Unique to the Ioniq Plug-in Hybrid, the navigation system has ‘ECO-DAS’ technology with predictive energy management, which optimises the battery charge and discharge, as well as a coasting guide.
What does it cost?
Like the all-electric version, the Ioniq Plug-in is only available in Premium and Premium SE trims, and not the standard Hybrid’s entry‑level SE grade.
Before the government’s £2,500 Plug-in Car Grant (PiCG), the Plug-in Premium costs £27,495, the range-topping Premium SE – our test car’s trim – starts from £29,295. Deduct the PiCG and the price drops to £24,995 and £26,795 respectively.
Perhaps the plug-in Hyundai’s most direct rival in terms of space, looks, and concept, the Toyota Prius Plug-in is considerably more expensive. The Japanese car starts at £29,195 for the Business Edition Plus with the PiCG deducted, rising to £31,395 for the high-spec Excel model.
Premium spec offers 16-inch alloy wheels, an 8-inch integrated satellite navigation unit with Bluetooth, Apple CarPlay and Android Auto connectivity, cruise control, heated seats and steering wheel, LED head and tail lights, rear park assist system, and wireless smartphone charging.
A host of technology keeps safety in check, while moving up to Premium SE grade adds blind spot detection and a front park assist system. Other additional features include alloy pedals, electrically-adjustable memory-function driver’s seat, front seat ventilation, and rain sensing wipers.

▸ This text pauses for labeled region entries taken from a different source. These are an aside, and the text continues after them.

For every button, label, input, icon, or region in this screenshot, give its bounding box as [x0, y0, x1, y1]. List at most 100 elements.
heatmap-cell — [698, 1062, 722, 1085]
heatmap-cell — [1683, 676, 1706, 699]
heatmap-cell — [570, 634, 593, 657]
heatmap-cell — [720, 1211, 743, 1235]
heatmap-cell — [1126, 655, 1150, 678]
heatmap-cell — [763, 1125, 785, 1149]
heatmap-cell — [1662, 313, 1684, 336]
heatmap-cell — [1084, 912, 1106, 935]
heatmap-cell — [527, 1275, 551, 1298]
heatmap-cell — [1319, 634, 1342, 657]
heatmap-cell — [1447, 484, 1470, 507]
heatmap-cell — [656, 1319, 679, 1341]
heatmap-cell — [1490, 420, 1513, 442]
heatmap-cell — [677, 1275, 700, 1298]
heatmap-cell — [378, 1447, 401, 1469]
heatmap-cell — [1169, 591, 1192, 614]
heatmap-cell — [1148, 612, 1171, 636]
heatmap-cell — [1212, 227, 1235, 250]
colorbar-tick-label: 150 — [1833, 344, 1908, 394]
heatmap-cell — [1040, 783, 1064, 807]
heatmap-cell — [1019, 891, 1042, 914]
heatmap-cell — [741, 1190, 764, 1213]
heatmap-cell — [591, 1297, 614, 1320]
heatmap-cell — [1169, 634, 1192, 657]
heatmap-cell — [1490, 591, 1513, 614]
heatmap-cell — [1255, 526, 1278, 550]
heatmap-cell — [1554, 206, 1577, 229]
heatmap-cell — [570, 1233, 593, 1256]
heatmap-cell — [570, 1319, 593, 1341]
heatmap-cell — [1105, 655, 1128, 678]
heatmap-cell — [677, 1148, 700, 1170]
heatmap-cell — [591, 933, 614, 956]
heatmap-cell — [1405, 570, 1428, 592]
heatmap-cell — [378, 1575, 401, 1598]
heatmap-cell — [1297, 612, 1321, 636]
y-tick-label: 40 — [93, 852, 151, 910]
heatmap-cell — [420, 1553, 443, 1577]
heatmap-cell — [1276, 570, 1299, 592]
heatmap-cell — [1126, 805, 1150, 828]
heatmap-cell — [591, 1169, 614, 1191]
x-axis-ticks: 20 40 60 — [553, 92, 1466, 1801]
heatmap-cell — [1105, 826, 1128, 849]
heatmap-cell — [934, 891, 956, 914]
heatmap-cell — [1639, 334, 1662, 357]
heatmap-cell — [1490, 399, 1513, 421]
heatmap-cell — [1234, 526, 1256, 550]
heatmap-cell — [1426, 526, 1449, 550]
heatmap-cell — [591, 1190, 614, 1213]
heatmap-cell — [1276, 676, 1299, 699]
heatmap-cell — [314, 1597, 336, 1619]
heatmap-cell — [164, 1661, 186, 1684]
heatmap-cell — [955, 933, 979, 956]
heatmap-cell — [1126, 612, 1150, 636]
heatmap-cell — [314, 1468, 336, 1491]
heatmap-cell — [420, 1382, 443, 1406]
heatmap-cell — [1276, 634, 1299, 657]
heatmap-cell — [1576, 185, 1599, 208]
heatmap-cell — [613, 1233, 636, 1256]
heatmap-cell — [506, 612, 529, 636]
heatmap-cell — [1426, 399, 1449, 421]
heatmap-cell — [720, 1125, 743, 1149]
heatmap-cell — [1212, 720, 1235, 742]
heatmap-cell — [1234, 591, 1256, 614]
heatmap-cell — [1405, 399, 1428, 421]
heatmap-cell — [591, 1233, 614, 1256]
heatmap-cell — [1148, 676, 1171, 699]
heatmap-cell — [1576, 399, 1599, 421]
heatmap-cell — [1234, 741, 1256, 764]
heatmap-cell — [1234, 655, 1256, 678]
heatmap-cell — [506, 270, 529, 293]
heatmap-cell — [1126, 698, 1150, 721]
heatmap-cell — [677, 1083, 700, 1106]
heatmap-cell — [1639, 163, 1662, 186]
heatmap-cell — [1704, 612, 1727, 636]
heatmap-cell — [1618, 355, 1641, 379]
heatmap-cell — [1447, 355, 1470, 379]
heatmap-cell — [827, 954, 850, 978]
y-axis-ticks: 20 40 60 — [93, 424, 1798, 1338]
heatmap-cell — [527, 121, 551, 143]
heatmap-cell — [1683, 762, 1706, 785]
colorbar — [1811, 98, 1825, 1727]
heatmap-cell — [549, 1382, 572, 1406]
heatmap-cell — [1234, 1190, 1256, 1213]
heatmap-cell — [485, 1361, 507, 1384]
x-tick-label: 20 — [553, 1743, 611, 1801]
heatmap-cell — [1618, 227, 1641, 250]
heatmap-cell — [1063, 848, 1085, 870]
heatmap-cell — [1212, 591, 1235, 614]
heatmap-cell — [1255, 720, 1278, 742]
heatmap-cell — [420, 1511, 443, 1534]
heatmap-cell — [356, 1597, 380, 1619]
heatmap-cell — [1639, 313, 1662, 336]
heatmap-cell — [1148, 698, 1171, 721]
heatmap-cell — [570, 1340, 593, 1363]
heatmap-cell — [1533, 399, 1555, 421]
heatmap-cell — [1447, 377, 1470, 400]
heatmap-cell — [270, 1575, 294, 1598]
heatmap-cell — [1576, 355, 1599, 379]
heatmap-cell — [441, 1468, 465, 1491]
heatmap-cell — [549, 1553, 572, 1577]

How much does it cost to tax?
The Ioniq Plug-in Hybrid has CO2 emissions of 26g/km (4g/km more than the Prius Plug-in) which allows it to sit in the first band of VED which costs. With the £10 alternative fuel discount applied, the Ioniq Plug-in is exempt from VED in the first year, and costs £130 per year thereafter.
That’s a potential £120 saving in the first year when compared to the non-socketed Ioniq, but it’s worth remembering that car is a fair bit cheaper to buy in the first place. All Ioniq Plug-ins currently attract a nine per cent Benefit in Kind rate, around half that of the hybrid car.
Why does my fleet need one?
Our admiration for the Ioniq Hybrid is heightened by the Plug-in model. While we’d still take the all-electric version of Hyundai’s family car over either of its petrol-electric sisters, the Ioniq Plug-in offers a good compromise between all-electric running and range, and the ‘safety blanket’ of conventionally-fuel back-up.
While it wasn’t as economical as the Toyota Prius Plug-in in real-world use, the Ioniq is cheaper, has less challenging looks, is just as practical and is less daunting inside if you’re not used to electrified powertrain driving.
Just like the Ioniq Hybrid and Ioniq Electric, the Ioniq Plug-in is competitively priced, comfortable and well‑specified. It also enjoys the same easy-to-drive nature, and feeling of a ‘normal’ car, one of the characteristics Hyundai was striving for. The South Korean company has scored with the final iteration of the Ioniq.
As with its EV and petrol-electric sisters, there is a five-year unlimited mileage warranty package (with additional high voltage battery cover of eight years or 125,000 miles), and although it costs more outright than the all‑electric Ioniq post‑PiCG deduction, the security of the petrol engine reserve will comfort some.
A more enjoyable car than the standard Ioniq Hybrid, the Ioniq Plug-in has even greater appeal to environmentally‑attuned fleets.